O Teatro Villaret continua, até hoje, em plena atividade, numa linha eclética quase sempre de qualidade.
Ora, nestes termos, nada mais justo do que a homenagem a João Villaret (1913-1961), notável tanto no teatro declamado como na revista e na televisão – aí, mantendo durante longo período um programa de declamação de poetas portugueses contemporâneos.
Fica na história do espetáculo em Portugal o seu talento e sobretudo a adaptabilidade a géneros e estilos diversos. Cita-se particularmente o seu envolvimento nos Comediantes de Lisboa, companhia que, de 1944 a 1950, renovou o repertório e o espetáculo teatral, sob a direção de Francisco Ribeiro: lembra-se, sobretudo o personagem Tatinho do “Baton” de Alfredo Cortez.

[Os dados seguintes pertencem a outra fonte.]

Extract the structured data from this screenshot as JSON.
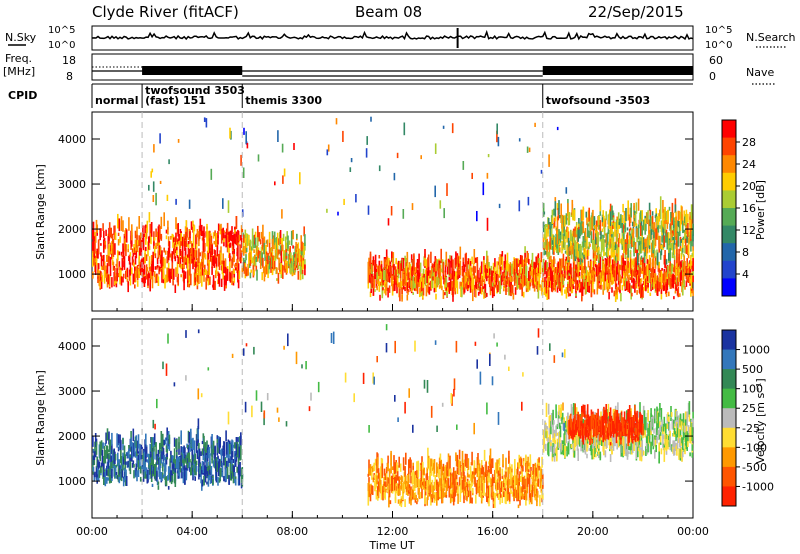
{
  "header": {
    "title": "Clyde River (fitACF)",
    "beam": "Beam 08",
    "date": "22/Sep/2015"
  },
  "top_panels": {
    "nsky_label": "N.Sky",
    "nsky_ticks": [
      "10^5",
      "10^0"
    ],
    "nsearch_label": "N.Search",
    "nsearch_ticks": [
      "10^5",
      "10^0"
    ],
    "freq_label": "Freq.",
    "freq_unit": "[MHz]",
    "freq_ticks": [
      "18",
      "8"
    ],
    "nave_label": "Nave",
    "nave_ticks": [
      "60",
      "0"
    ],
    "cpid_label": "CPID",
    "cpid_segments": [
      {
        "label": "normal",
        "start_hour": 0.0,
        "end_hour": 2.0
      },
      {
        "label": "twofsound 3503",
        "label2": "(fast) 151",
        "start_hour": 2.0,
        "end_hour": 6.0
      },
      {
        "label": "themis 3300",
        "start_hour": 6.0,
        "end_hour": 18.0
      },
      {
        "label": "twofsound -3503",
        "start_hour": 18.0,
        "end_hour": 24.0
      }
    ]
  },
  "chart_data": [
    {
      "type": "heatmap",
      "name": "power",
      "ylabel": "Slant Range [km]",
      "yticks": [
        "1000",
        "2000",
        "3000",
        "4000"
      ],
      "ylim": [
        180,
        4600
      ],
      "xlim": [
        0,
        24
      ],
      "colorbar": {
        "label": "Power [dB]",
        "ticks": [
          "28",
          "24",
          "20",
          "16",
          "12",
          "8",
          "4"
        ],
        "colors": [
          "#ff0000",
          "#ff4400",
          "#ff8800",
          "#ffcc00",
          "#aacc33",
          "#55aa55",
          "#338866",
          "#2266aa",
          "#2244cc",
          "#0000ff"
        ]
      },
      "dominant_bands": [
        {
          "start_hour": 0.0,
          "end_hour": 6.0,
          "range_km": [
            700,
            1900
          ],
          "power_db": 24
        },
        {
          "start_hour": 6.0,
          "end_hour": 8.5,
          "range_km": [
            900,
            1700
          ],
          "power_db": 18
        },
        {
          "start_hour": 11.0,
          "end_hour": 24.0,
          "range_km": [
            500,
            1200
          ],
          "power_db": 22
        },
        {
          "start_hour": 18.0,
          "end_hour": 24.0,
          "range_km": [
            1300,
            2300
          ],
          "power_db": 16
        }
      ]
    },
    {
      "type": "heatmap",
      "name": "velocity",
      "ylabel": "Slant Range [km]",
      "yticks": [
        "1000",
        "2000",
        "3000",
        "4000"
      ],
      "ylim": [
        180,
        4600
      ],
      "xlim": [
        0,
        24
      ],
      "xticks": [
        "00:00",
        "04:00",
        "08:00",
        "12:00",
        "16:00",
        "20:00",
        "00:00"
      ],
      "xlabel": "Time UT",
      "colorbar": {
        "label": "Velocity [m s⁻¹]",
        "ticks": [
          "1000",
          "500",
          "100",
          "25",
          "-25",
          "-100",
          "-500",
          "-1000"
        ],
        "colors": [
          "#1a33a0",
          "#3377bb",
          "#338855",
          "#44bb44",
          "#bbbbbb",
          "#ffdd33",
          "#ff9900",
          "#ff5500",
          "#ff2200"
        ]
      },
      "dominant_bands": [
        {
          "start_hour": 0.0,
          "end_hour": 6.0,
          "range_km": [
            900,
            1800
          ],
          "velocity_ms": 500
        },
        {
          "start_hour": 11.0,
          "end_hour": 18.0,
          "range_km": [
            500,
            1300
          ],
          "velocity_ms": -300
        },
        {
          "start_hour": 18.0,
          "end_hour": 24.0,
          "range_km": [
            1500,
            2400
          ],
          "velocity_ms": -25
        },
        {
          "start_hour": 19.0,
          "end_hour": 22.0,
          "range_km": [
            1900,
            2300
          ],
          "velocity_ms": -800
        }
      ]
    }
  ]
}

Esteve no teatro de revista desde o final dos anos 30 até 1959 e integrou em 1952 o elenco da primeira revista do Teatro Monumental - “Lisboa Nova” de Fernando Santos, Almeida Amaral de Frederico Valério: são espetáculos ainda hoje evocados pela qualidade, e pelo elenco que reunia a jovem Laura Alves, Eugénio Salvador, Aida Batista, Teresa Gomes…
E recorda-se, no cinema, a curiosíssima intervenção de um personagem mudo em “O Pai Tirano” de Lopes Ribeiro ou o D. João III do “Camões” de Leitão de Barros, ou ainda no “Frei Luís de Sousa” e em “O Primo Basílio” de António Lopes Ribeiro, esta em 1959.
Mas vejamos agora o Teatro Maria Matos. Inaugurado em 1969, Teatro Municipal, segundo projeto dos arquitetos Aníbal Barros da Fonseca e Adriano Simões Tiago, integrando um cinema e um hotel, estreou-se com o “Tombo no Inferno” de Aquilino Ribeiro. Viria depois a funcionar, dirigido por Artur Ramos, como uma espécie de desdobramento de companhias ligadas à RTP.
Em 1974, designadamente, encenou-se lá a ultima peça de Bernardo Santareno “Português, Escritor, 45 Anos de Idade”, a que se seguiu uma série de textos dramáticos de autores portugueses, que antes não seria possível encenar: por exemplo “Legenda do Cidadão Miguel Lino” de Miguel Franco, “O Encoberto” de Natália Correia, e adaptações de Eça (“A Relíquia”) ou de Manuel da Fonseca (“Seara de Vento”).
Maria Matos (1890-1952) merece bem a evocação. Foi atriz desde 1907 e a partir de 1913 fundou com o ator Mendonça de Carvalho, seu marido, uma companhia que na época marcou uma renovação de qualidade no teatro português. Foi professora do Conservatório desde 1940, nas cadeiras de Arte de Dizer e de Estética Teatral – e como tal antecessora de Gino Saviotti, o qual, nessa qualidade, foi já aqui foi evocado. Fez cinema, mas sobretudo, repita-se, marcou gerações de artistas e espetadores, ao longo de uma longa e qualificada carreira teatral.
E foi também dramaturga acidental, com três comédias: “Direitos do Coração”, “A Tia Engrácia” 81936) e “Escola de Mulheres” (1937).
Foto do arquivo de Osório Mateus
Duarte Ivo Cruz
Obs: Reposição de texto publicado em 18.02.15 neste blogue.